Open dhardtke opened 1 year ago
Hi! I think the problem is that during the rolling upgrade, the server that sends a request sees more servers than expected, so the request eventually times out. See here.
You could play with the values of heartbeatInterval
(5s by default) and heartbeatTimeout
(10s) to reduce the size of the window, so that the deleted pods are removed more quickly. The failure window will still exist though, so you will certainly need to retry the request.
Now, should the retry mechanism be implemented in the library itself? I'm open to discuss about that.
Thank you. We are already running the backends with a heartbeatInterval
of 2.5s and heartbeatTimeout
of 5s. It still happens, though, and our primary concern is that it also happens during regular operation of the backends (i.e., even when no rolling upgrade occurs).
And what's even stranger is that the backends do not recover from this, so they are unable to hold any socket connection open. We have to restart them manually then.
In my investigation when such a timeout happens it seems like the other backends did correctly answer but the requesting backend did not receive the inserted document in time (even with a capped collection size of 1 GB).

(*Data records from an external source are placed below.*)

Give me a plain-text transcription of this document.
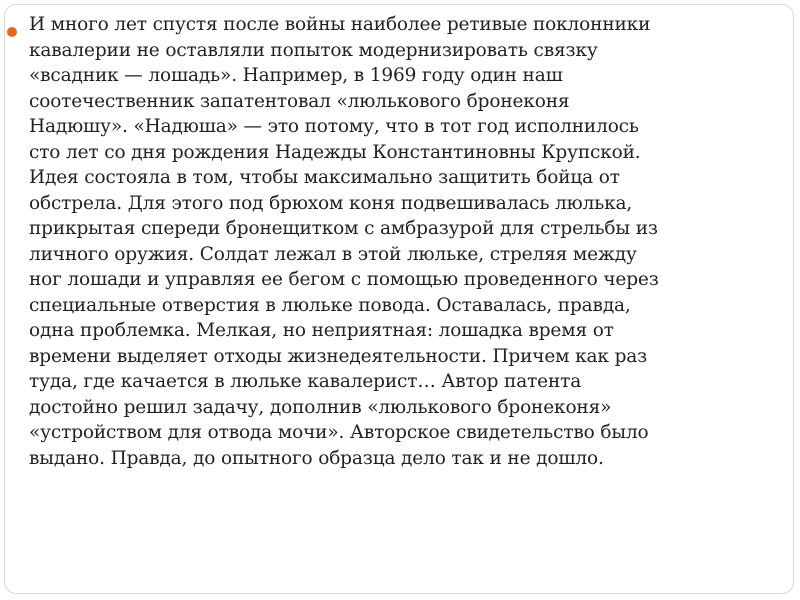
И много лет спустя после войны наиболее ретивые поклонники
кавалерии не оставляли попыток модернизировать связку
«всадник — лошадь». Например, в 1969 году один наш
соотечественник запатентовал «люлькового бронеконя
Надюшу». «Надюша» — это потому, что в тот год исполнилось
сто лет со дня рождения Надежды Константиновны Крупской.
Идея состояла в том, чтобы максимально защитить бойца от
обстрела. Для этого под брюхом коня подвешивалась люлька,
прикрытая спереди бронещитком с амбразурой для стрельбы из
личного оружия. Солдат лежал в этой люльке, стреляя между
ног лошади и управляя ее бегом с помощью проведенного через
специальные отверстия в люльке повода. Оставалась, правда,
одна проблемка. Мелкая, но неприятная: лошадка время от
времени выделяет отходы жизнедеятельности. Причем как раз
туда, где качается в люльке кавалерист… Автор патента
достойно решил задачу, дополнив «люлькового бронеконя»
«устройством для отвода мочи». Авторское свидетельство было
выдано. Правда, до опытного образца дело так и не дошло.
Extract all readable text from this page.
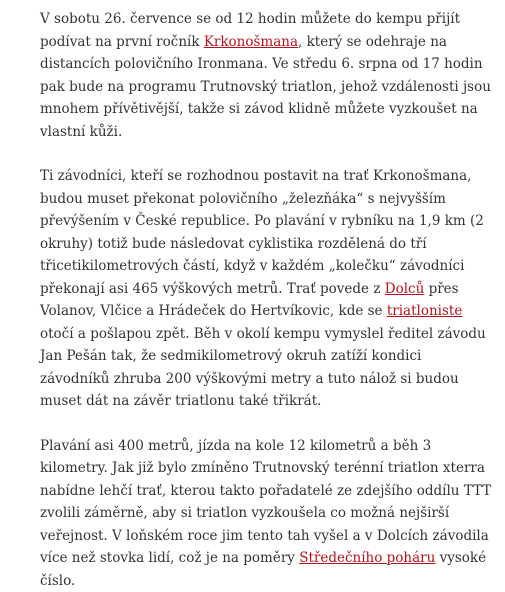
V sobotu 26. července se od 12 hodin můžete do kempu přijít podívat na první ročník Krkonošmana, který se odehraje na distancích polovičního Ironmana. Ve středu 6. srpna od 17 hodin pak bude na programu Trutnovský triatlon, jehož vzdálenosti jsou mnohem přívětivější, takže si závod klidně můžete vyzkoušet na vlastní kůži.

Ti závodníci, kteří se rozhodnou postavit na trať Krkonošmana, budou muset překonat polovičního „železňáka“ s nejvyšším převýšením v České republice. Po plavání v rybníku na 1,9 km (2 okruhy) totiž bude následovat cyklistika rozdělená do tří třicetikilometrových částí, když v každém „kolečku“ závodníci překonají asi 465 výškových metrů. Trať povede z Dolců přes Volanov, Vlčice a Hrádeček do Hertvíkovic, kde se triatloniste otočí a pošlapou zpět. Běh v okolí kempu vymyslel ředitel závodu Jan Pešán tak, že sedmikilometrový okruh zatíží kondici závodníků zhruba 200 výškovými metry a tuto nálož si budou muset dát na závěr triatlonu také třikrát.

Plavání asi 400 metrů, jízda na kole 12 kilometrů a běh 3 kilometry. Jak již bylo zmíněno Trutnovský terénní triatlon xterra nabídne lehčí trať, kterou takto pořadatelé ze zdejšího oddílu TTT zvolili záměrně, aby si triatlon vyzkoušela co možná nejširší veřejnost. V loňském roce jim tento tah vyšel a v Dolcích závodila více než stovka lidí, což je na poměry Středečního poháru vysoké číslo.
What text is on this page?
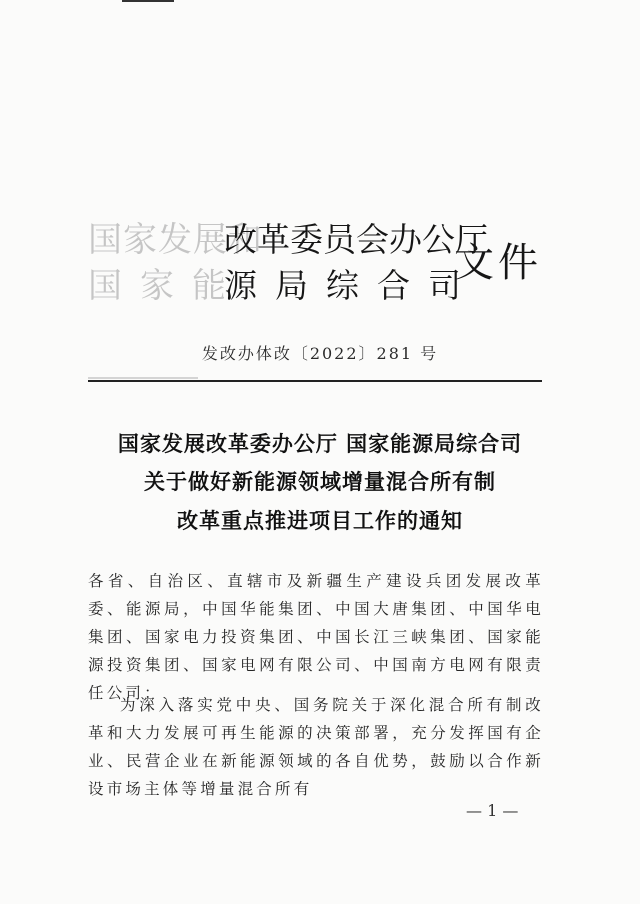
国家发展和
改革委员会办公厅
国家能
源局综合司
文件
发改办体改〔2022〕281 号
国家发展改革委办公厅 国家能源局综合司
关于做好新能源领域增量混合所有制
改革重点推进项目工作的通知
各省、自治区、直辖市及新疆生产建设兵团发展改革委、能源局，中国华能集团、中国大唐集团、中国华电集团、国家电力投资集团、中国长江三峡集团、国家能源投资集团、国家电网有限公司、中国南方电网有限责任公司：
为深入落实党中央、国务院关于深化混合所有制改革和大力发展可再生能源的决策部署，充分发挥国有企业、民营企业在新能源领域的各自优势，鼓励以合作新设市场主体等增量混合所有
— 1 —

And what's even stranger is that the backends do not recover from this, so they are unable to hold any socket connection open. We have to restart them manually then.

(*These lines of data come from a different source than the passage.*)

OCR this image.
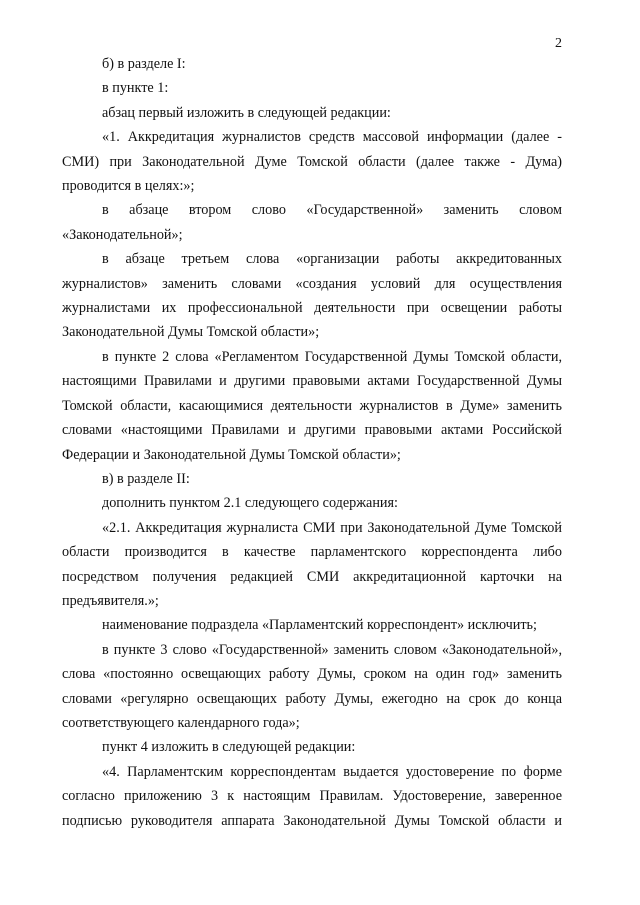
2

б) в разделе I:

в пункте 1:

абзац первый изложить в следующей редакции:

«1. Аккредитация журналистов средств массовой информации (далее - СМИ) при Законодательной Думе Томской области (далее также - Дума) проводится в целях:»;

в абзаце втором слово «Государственной» заменить словом «Законодательной»;

в абзаце третьем слова «организации работы аккредитованных журналистов» заменить словами «создания условий для осуществления журналистами их профессиональной деятельности при освещении работы Законодательной Думы Томской области»;

в пункте 2 слова «Регламентом Государственной Думы Томской области, настоящими Правилами и другими правовыми актами Государственной Думы Томской области, касающимися деятельности журналистов в Думе» заменить словами «настоящими Правилами и другими правовыми актами Российской Федерации и Законодательной Думы Томской области»;

в) в разделе II:

дополнить пунктом 2.1 следующего содержания:

«2.1. Аккредитация журналиста СМИ при Законодательной Думе Томской области производится в качестве парламентского корреспондента либо посредством получения редакцией СМИ аккредитационной карточки на предъявителя.»;

наименование подраздела «Парламентский корреспондент» исключить;

в пункте 3 слово «Государственной» заменить словом «Законодательной», слова «постоянно освещающих работу Думы, сроком на один год» заменить словами «регулярно освещающих работу Думы, ежегодно на срок до конца соответствующего календарного года»;

пункт 4 изложить в следующей редакции:

«4. Парламентским корреспондентам выдается удостоверение по форме согласно приложению 3 к настоящим Правилам. Удостоверение, заверенное подписью руководителя аппарата Законодательной Думы Томской области и
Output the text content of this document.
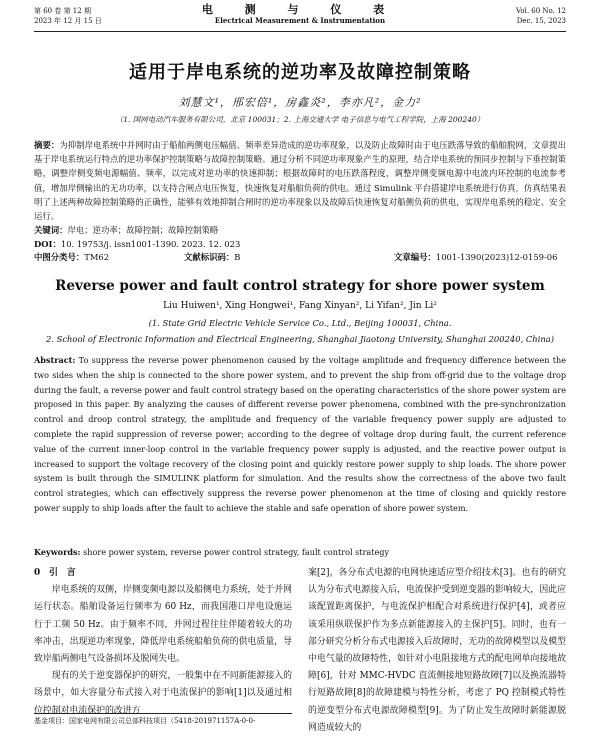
第 60 卷 第 12 期
2023 年 12 月 15 日
电 测 与 仪 表
Electrical Measurement & Instrumentation
Vol. 60 No. 12
Dec. 15, 2023
适用于岸电系统的逆功率及故障控制策略
刘慧文¹，邢宏倍¹，房鑫炎²，李亦凡²，金力²
（1. 国网电动汽车服务有限公司，北京 100031；2. 上海交通大学 电子信息与电气工程学院，上海 200240）
摘要：为抑制岸电系统中并网时由于船舶两侧电压幅值、频率差异造成的逆功率现象，以及防止故障时由于电压跌落导致的船舶脱网，文章提出基于岸电系统运行特点的逆功率保护控制策略与故障控制策略。通过分析不同逆功率现象产生的原理，结合岸电系统的预同步控制与下垂控制策略，调整岸侧变频电源幅值、频率，以完成对逆功率的快速抑制；根据故障时的电压跌落程度，调整岸侧变频电源中电流内环控制的电流参考值，增加岸侧输出的无功功率，以支持合闸点电压恢复，快速恢复对船舶负荷的供电。通过 Simulink 平台搭建岸电系统进行仿真，仿真结果表明了上述两种故障控制策略的正确性，能够有效地抑制合闸时的逆功率现象以及故障后快速恢复对船侧负荷的供电，实现岸电系统的稳定、安全运行。
关键词：岸电；逆功率；故障控制；故障控制策略
DOI：10. 19753/j. issn1001-1390. 2023. 12. 023
中图分类号：TM62	文献标识码：B	文章编号：1001-1390(2023)12-0159-06
Reverse power and fault control strategy for shore power system
Liu Huiwen¹, Xing Hongwei¹, Fang Xinyan², Li Yifan², Jin Li²
(1. State Grid Electric Vehicle Service Co., Ltd., Beijing 100031, China.
2. School of Electronic Information and Electrical Engineering, Shanghai Jiaotong University, Shanghai 200240, China)
Abstract: To suppress the reverse power phenomenon caused by the voltage amplitude and frequency difference between the two sides when the ship is connected to the shore power system, and to prevent the ship from off-grid due to the voltage drop during the fault, a reverse power and fault control strategy based on the operating characteristics of the shore power system are proposed in this paper. By analyzing the causes of different reverse power phenomena, combined with the pre-synchronization control and droop control strategy, the amplitude and frequency of the variable frequency power supply are adjusted to complete the rapid suppression of reverse power; according to the degree of voltage drop during fault, the current reference value of the current inner-loop control in the variable frequency power supply is adjusted, and the reactive power output is increased to support the voltage recovery of the closing point and quickly restore power supply to ship loads. The shore power system is built through the SIMULINK platform for simulation. And the results show the correctness of the above two fault control strategies, which can effectively suppress the reverse power phenomenon at the time of closing and quickly restore power supply to ship loads after the fault to achieve the stable and safe operation of shore power system.
Keywords: shore power system, reverse power control strategy, fault control strategy
0　引　言

岸电系统的双侧，岸侧变频电源以及船侧电力系统，处于并网运行状态。船舶设备运行频率为 60 Hz，而我国港口岸电设施运行于工频 50 Hz。由于频率不同，并网过程往往伴随着较大的功率冲击，出现逆功率现象，降低岸电系统船舶负荷的供电质量，导致岸船两侧电气设备损坏及脱网失电。

现有的关于逆变器保护的研究，一般集中在不同新能源接入的场景中，如大容量分布式接入对于电流保护的影响[1]以及通过相位控制对电流保护的改进方

案[2]，各分布式电源的电网快速适应型介绍技术[3]。也有的研究认为分布式电源接入后，电流保护受到逆变器的影响较大，因此应该配置距离保护，与电流保护相配合对系统进行保护[4]，或者应该采用纵联保护作为多点新能源接入的主保护[5]。同时，也有一部分研究分析分布式电源接入后故障时，无功的故障模型以及模型中电气量的故障特性，如针对小电阻接地方式的配电网单向接地故障[6]，针对 MMC-HVDC 直流侧接地短路故障[7]以及换流器特行短路故障[8]的故障建模与特性分析，考虑了 PQ 控制模式特性的逆变型分布式电源故障模型[9]。为了防止发生故障时新能源脱网造成较大的

基金项目：国家电网有限公司总部科技项目（5418-201971157A-0-0-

That's weird indeed, as the adapter part should be rather independent from the connection handling. I will try to reproduce the issue locally.
Do you know how many documents are inserted per second? What is the state of the change stream, according to the logs?
Hi!
We are very grateful that we were able to migrate from the redis adapter to this socket.io adapter to get rid of one dependency since Mongo is our DB anyway.
However, we are currently investigating an issue where our backends are behaving very strangely when after a so called Rolling Update in our K8s cluster where new backend instances are spawned and the old ones are shut down once the new ones are ready, some backends are unable to deliver any socket messages to clients connected to other backends. Unfortunately, since a couple of days it is also happening without any deployments.
What we observed It seems like the backends are sending heartbeat signals (though we could not see them in the DB collection because our collection size was quite small: 1 MB) so with 6 backends every socket message requires 5 other backends to respond. However, even after tweaking the requestsTimeout, we still see timeout reached: only 0 responses received out of 5 or 4/5 in our logs. And today, we noticed the message kept showing up even though the backends themselves were all running perfectly fine.
Questions
I am not sure there is an issue in the adapter so this issue is not just a potential bug report but also an ask for a pointer in the right direction. We (3 senior devs) have been speculating and pondering about this all day and have not come up with a solution (yet). Thank you :)